Yargıtay Cumhuriyet Başsavcılığının esas hakkındaki görüşü AK Parti’ye gönderilecek. Daha sonra belirlenecek bir tarihte Yalçınkaya sözlü açıklama, AK Parti yetkilileri de sözlü savunma yapacaklar. Bütün bu sürecin ardından, davaya ilişkin bilgi, belgeleri toplayacak raportör, esas hakkındaki raporunu hazırlayacak. Bu işlemler sürerken, gerek Yargıtay Cumhuriyet Başsavcılığı, gerekse davalı AK Parti ek delil veya yazılı ek savunma verebilecek.
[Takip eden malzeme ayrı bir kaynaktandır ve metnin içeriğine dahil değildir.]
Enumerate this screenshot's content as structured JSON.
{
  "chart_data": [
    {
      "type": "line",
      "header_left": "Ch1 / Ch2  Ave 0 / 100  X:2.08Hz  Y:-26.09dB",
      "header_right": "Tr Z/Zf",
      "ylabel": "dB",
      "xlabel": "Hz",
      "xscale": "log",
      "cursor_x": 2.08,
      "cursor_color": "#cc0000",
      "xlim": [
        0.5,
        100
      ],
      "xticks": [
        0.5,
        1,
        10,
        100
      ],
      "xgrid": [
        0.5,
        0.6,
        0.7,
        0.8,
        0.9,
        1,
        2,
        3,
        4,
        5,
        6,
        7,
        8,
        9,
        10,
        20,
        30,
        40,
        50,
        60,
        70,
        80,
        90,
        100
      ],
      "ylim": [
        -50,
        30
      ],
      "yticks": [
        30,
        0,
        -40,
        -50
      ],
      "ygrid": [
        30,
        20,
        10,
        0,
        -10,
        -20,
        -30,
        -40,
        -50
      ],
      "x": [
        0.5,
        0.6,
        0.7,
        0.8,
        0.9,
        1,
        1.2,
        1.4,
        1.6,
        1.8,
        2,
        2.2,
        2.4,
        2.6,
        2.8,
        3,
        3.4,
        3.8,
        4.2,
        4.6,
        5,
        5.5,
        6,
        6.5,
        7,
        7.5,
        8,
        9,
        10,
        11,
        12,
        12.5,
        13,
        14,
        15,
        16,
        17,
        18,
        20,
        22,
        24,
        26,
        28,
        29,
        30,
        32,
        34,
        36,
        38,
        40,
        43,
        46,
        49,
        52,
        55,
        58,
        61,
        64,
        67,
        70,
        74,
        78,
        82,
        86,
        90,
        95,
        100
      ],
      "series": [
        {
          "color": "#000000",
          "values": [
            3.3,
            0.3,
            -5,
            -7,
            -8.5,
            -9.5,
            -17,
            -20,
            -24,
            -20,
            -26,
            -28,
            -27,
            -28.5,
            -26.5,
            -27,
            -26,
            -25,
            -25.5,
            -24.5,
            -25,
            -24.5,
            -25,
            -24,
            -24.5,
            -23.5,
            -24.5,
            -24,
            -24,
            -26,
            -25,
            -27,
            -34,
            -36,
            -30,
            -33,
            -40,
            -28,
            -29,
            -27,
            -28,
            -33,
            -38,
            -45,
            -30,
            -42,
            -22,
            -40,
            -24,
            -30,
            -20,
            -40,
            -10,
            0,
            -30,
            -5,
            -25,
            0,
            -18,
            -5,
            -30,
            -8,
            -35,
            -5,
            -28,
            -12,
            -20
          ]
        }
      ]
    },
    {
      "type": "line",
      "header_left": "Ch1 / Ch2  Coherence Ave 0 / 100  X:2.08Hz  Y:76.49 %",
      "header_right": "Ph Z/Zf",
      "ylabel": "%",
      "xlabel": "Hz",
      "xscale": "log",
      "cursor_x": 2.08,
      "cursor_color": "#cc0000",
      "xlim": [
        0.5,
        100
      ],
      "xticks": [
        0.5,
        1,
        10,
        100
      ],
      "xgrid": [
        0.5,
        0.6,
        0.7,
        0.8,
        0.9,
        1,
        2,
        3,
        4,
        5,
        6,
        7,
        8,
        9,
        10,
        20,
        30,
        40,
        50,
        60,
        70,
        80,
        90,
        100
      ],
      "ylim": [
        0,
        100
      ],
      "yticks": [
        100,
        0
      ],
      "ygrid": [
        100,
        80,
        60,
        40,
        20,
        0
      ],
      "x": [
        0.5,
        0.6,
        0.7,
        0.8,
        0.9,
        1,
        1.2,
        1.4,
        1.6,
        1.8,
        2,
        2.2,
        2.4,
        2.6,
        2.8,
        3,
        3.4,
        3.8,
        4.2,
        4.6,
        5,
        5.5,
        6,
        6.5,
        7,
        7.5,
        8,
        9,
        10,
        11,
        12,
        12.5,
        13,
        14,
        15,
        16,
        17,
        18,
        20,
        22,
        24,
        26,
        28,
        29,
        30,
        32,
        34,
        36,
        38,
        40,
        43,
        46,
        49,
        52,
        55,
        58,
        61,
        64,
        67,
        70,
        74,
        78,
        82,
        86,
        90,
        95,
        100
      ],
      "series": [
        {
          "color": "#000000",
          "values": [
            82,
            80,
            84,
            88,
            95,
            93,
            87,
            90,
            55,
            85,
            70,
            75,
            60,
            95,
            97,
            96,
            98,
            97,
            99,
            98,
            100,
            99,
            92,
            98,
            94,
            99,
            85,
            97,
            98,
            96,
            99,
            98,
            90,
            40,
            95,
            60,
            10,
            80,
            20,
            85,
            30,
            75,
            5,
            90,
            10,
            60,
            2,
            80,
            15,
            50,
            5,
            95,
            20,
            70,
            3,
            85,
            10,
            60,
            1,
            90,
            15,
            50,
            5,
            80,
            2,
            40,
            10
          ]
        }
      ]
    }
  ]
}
Raporun, Anayasa Mahkemesinin 11 üyesine dağıtılmasının ardından, Anayasa Mahkemesi Başkanı Haşim Kılıç bir toplantı günü belirleyecek. Üyeler, belirlenen günde bir araya gelerek kapatma istemini esastan görüşmeye başlayacaklar. AK Parti hakkındaki kapatma davasını, 11 kişiden oluşan Anayasa
Mahkemesi Heyeti karara bağlayacak. Asıl üyelerden herhangi birinin bulunmaması veya emekliye ayrılması halinde 4 yedek üyeden en kıdemlileri heyete katılacak.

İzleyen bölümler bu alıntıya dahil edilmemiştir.